In these ways Mr. Stanley and the Professor kept up the conversation until I and the rest of the company were perfectly involved in dense mists and fogs, wishing that the sun of simple truth would shine, to bring us into clear seeing and firm foot-standing. We longed for the day without a cloud. At last they ceased, and after a brief interval we found ourselves where we were before they began, with no more knowledge of the mystical, and no less love to the simplicity of truth spoken in words of plain meaning and thoughts of undisguised transparency.
XIX. The Wonderer.—This is a talker with whom one very often meets in the walks of life. His peculiarity in conversation is the use of the word wonder in almost every statement he makes and question he asks. It is a strange peculiarity, and I wonder that he should so frequently indulge in its use; I wonder that he does not discover some other mode of expression.

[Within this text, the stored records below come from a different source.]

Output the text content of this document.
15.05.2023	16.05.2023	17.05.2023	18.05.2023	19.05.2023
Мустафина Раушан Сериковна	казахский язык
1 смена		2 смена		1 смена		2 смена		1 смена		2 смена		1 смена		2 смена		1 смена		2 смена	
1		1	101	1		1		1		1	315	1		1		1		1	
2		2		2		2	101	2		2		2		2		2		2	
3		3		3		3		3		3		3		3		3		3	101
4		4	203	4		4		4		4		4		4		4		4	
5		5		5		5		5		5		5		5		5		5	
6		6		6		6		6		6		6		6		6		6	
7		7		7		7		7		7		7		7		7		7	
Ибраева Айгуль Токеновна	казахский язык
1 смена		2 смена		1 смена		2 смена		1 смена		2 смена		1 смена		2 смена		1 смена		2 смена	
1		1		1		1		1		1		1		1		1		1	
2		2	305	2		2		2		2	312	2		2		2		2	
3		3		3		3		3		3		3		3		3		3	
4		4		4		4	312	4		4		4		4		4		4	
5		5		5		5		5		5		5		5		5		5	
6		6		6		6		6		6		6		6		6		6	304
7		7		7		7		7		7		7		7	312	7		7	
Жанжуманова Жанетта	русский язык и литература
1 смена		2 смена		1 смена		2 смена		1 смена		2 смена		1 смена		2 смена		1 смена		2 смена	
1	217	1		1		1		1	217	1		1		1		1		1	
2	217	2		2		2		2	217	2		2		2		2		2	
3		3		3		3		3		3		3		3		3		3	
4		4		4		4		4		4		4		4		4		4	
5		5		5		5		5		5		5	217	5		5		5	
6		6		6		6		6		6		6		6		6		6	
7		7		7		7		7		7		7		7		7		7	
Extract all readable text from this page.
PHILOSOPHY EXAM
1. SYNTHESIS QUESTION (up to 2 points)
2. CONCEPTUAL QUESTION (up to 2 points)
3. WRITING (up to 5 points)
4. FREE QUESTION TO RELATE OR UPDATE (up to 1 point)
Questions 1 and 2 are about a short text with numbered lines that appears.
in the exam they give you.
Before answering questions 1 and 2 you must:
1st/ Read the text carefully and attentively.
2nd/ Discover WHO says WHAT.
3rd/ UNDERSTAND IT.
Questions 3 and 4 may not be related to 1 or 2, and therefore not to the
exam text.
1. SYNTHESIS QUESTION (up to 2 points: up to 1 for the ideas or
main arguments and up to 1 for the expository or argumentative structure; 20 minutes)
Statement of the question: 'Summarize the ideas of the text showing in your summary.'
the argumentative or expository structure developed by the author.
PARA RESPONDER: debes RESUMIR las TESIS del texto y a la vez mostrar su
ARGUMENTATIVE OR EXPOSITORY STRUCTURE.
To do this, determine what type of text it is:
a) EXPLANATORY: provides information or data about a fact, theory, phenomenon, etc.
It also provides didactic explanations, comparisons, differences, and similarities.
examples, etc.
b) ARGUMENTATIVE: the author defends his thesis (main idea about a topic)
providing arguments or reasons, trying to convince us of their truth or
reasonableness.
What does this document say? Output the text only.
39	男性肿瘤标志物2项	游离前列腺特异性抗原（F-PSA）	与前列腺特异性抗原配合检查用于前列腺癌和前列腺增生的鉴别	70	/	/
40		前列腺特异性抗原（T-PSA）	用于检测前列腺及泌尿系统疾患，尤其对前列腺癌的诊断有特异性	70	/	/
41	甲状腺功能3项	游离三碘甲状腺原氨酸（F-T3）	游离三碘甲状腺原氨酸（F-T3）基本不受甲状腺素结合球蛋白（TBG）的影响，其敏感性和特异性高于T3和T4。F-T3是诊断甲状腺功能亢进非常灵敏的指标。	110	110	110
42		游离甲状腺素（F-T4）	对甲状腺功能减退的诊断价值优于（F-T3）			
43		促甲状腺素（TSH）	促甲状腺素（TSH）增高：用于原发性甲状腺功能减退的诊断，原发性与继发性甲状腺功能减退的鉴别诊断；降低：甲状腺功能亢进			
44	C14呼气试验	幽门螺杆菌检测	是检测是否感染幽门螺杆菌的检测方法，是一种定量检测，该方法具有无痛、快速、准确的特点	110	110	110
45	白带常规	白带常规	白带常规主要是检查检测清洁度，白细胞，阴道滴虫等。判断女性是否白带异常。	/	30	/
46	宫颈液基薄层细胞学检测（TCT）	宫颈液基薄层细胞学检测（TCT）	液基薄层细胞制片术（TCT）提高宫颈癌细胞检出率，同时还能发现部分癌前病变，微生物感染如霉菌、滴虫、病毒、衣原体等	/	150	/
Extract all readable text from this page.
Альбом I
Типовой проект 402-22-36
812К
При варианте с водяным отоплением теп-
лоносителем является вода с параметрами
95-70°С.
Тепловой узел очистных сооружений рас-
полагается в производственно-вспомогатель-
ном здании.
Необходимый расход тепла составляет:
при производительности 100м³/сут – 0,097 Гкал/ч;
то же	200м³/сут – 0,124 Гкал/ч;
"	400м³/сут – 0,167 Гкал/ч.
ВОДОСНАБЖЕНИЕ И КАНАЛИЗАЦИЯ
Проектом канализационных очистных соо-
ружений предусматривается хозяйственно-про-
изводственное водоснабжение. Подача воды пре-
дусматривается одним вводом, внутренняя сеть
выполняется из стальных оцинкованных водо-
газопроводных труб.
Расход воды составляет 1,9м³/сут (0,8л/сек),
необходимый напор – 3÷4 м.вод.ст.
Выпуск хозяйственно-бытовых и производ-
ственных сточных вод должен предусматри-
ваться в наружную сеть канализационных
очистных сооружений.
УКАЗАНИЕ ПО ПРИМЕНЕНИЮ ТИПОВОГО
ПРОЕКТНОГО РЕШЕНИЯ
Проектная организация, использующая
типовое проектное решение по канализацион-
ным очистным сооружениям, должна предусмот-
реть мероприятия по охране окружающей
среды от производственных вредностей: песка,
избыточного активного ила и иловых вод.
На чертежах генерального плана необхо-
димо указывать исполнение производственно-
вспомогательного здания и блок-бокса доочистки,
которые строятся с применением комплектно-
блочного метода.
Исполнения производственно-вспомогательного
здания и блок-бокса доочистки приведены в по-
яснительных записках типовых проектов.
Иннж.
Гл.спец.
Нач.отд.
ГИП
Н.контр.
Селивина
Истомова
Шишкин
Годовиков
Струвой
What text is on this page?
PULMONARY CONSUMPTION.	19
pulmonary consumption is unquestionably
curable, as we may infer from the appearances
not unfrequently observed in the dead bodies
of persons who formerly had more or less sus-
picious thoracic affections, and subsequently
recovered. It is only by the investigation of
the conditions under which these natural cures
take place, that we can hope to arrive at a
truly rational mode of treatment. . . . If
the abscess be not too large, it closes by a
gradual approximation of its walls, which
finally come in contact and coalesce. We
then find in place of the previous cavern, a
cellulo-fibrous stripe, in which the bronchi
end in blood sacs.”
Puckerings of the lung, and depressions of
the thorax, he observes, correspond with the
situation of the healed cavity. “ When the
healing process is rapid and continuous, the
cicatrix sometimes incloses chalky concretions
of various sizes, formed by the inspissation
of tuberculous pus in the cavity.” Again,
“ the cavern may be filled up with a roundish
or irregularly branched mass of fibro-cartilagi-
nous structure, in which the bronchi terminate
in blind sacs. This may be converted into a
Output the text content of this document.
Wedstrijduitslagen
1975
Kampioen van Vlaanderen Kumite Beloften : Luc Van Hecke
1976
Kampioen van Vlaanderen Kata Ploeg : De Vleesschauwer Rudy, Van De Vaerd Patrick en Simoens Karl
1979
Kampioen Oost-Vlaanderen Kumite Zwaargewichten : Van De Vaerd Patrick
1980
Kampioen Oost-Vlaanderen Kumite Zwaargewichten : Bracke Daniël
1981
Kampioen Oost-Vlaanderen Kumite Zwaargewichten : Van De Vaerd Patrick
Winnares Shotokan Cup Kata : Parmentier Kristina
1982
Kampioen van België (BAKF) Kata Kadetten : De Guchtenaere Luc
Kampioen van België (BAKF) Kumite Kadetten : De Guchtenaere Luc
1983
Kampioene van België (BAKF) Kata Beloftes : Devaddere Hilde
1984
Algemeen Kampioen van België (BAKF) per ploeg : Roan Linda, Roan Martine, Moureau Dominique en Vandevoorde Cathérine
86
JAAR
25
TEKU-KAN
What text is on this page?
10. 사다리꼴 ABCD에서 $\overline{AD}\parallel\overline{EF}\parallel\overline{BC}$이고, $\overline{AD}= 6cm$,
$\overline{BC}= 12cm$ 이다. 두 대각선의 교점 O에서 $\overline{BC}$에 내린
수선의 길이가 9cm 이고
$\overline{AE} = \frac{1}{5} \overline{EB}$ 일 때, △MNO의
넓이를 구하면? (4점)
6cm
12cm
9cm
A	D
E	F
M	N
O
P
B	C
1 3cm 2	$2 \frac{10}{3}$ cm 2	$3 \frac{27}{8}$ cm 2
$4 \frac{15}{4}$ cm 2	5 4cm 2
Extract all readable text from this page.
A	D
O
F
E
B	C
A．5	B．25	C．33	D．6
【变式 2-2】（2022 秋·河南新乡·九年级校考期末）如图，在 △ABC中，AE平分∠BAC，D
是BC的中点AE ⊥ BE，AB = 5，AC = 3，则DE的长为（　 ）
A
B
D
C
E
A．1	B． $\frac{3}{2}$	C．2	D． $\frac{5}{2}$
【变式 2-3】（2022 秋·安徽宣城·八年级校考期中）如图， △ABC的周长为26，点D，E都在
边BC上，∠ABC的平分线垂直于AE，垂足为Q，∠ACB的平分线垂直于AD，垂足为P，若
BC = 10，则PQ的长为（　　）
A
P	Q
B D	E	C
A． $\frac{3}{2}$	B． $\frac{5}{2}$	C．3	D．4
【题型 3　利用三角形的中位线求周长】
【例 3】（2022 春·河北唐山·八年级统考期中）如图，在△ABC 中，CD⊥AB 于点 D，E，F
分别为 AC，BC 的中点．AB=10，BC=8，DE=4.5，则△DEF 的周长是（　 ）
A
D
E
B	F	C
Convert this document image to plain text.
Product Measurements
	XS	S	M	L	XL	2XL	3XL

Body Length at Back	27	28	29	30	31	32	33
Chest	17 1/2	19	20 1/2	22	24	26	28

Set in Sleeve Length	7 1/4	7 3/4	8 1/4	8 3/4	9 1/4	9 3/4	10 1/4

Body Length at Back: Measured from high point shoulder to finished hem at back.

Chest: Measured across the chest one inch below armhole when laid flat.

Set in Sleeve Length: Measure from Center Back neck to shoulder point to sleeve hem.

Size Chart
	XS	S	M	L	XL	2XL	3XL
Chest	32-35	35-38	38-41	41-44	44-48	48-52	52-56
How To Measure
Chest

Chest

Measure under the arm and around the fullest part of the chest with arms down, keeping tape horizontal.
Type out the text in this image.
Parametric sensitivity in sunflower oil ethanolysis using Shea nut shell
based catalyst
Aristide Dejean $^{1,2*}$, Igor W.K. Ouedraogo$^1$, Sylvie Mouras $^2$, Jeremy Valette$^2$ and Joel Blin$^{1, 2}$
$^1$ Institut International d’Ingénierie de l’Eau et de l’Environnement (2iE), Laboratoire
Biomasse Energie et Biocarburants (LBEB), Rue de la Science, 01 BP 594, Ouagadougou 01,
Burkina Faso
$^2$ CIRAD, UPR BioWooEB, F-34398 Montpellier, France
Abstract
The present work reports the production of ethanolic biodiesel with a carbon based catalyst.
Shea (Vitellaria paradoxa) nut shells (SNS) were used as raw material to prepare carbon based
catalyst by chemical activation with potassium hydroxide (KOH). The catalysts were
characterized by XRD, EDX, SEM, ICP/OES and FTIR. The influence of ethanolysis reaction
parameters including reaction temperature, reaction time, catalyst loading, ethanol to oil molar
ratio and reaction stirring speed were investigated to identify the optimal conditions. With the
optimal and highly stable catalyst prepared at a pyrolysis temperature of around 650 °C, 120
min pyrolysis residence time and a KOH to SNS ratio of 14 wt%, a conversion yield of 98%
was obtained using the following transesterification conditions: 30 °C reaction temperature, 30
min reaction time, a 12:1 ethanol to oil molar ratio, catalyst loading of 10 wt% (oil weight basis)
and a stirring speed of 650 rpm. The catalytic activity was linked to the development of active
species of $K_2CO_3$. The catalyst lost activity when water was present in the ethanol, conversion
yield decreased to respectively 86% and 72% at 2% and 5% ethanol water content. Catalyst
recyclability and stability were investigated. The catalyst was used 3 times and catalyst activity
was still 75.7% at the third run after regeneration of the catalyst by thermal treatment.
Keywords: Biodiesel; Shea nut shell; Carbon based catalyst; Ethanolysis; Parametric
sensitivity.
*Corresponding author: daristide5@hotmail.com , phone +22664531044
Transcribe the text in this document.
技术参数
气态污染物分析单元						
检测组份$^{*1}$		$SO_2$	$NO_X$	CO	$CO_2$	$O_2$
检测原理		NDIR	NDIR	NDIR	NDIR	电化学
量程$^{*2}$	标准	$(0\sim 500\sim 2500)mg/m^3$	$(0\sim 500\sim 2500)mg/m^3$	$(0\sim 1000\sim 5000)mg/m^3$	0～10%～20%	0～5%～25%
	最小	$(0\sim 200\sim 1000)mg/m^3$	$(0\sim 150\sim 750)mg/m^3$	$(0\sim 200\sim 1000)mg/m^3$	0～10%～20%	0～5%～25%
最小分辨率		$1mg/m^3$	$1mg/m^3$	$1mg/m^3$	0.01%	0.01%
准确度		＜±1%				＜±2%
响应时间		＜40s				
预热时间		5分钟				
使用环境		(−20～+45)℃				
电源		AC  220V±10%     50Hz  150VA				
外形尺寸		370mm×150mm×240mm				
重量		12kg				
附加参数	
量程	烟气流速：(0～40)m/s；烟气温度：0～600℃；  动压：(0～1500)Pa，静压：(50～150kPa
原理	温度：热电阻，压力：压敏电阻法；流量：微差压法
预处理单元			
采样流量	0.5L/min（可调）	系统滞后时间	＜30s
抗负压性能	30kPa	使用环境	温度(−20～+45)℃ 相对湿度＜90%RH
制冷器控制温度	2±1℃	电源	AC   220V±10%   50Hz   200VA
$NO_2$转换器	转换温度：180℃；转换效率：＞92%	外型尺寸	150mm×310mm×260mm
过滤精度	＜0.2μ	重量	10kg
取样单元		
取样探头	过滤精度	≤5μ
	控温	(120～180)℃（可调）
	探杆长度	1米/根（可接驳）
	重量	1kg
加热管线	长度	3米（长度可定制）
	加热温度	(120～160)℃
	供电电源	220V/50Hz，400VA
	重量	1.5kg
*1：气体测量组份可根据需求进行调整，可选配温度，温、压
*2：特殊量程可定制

I once met with him at a railway station, and after wishing him the compliments of the day, almost his first word was, “I wonder how long my train will be before it starts?” Scarcely had he time to get his breath, when he said, “I wonder what o’clock it is.” I looked at my watch and told him. Instantly he said, “I wonder whether it rains; I hope not.” I assured him that it did not when I came on the platform; then he quickly said, “I wonder whether it will rain to-morrow; I hope not, for I have a long journey to take by coach.”
I remember once travelling with a gentleman in a railway carriage between London and Bristol. Besides him and me there were three or four more passengers in the compartment, ladies and gentlemen.
Scarcely had we left the Paddington station ere he began wondering.
“I wonder,” said he, “how fast this train goes.”
Oh, about forty miles an hour, I replied.
“I wonder, does this train stop at Reading?”
I think it does, I answered.
Then whispering in my ear, he said, “I wonder who that old gentleman is in yon corner of the carriage.”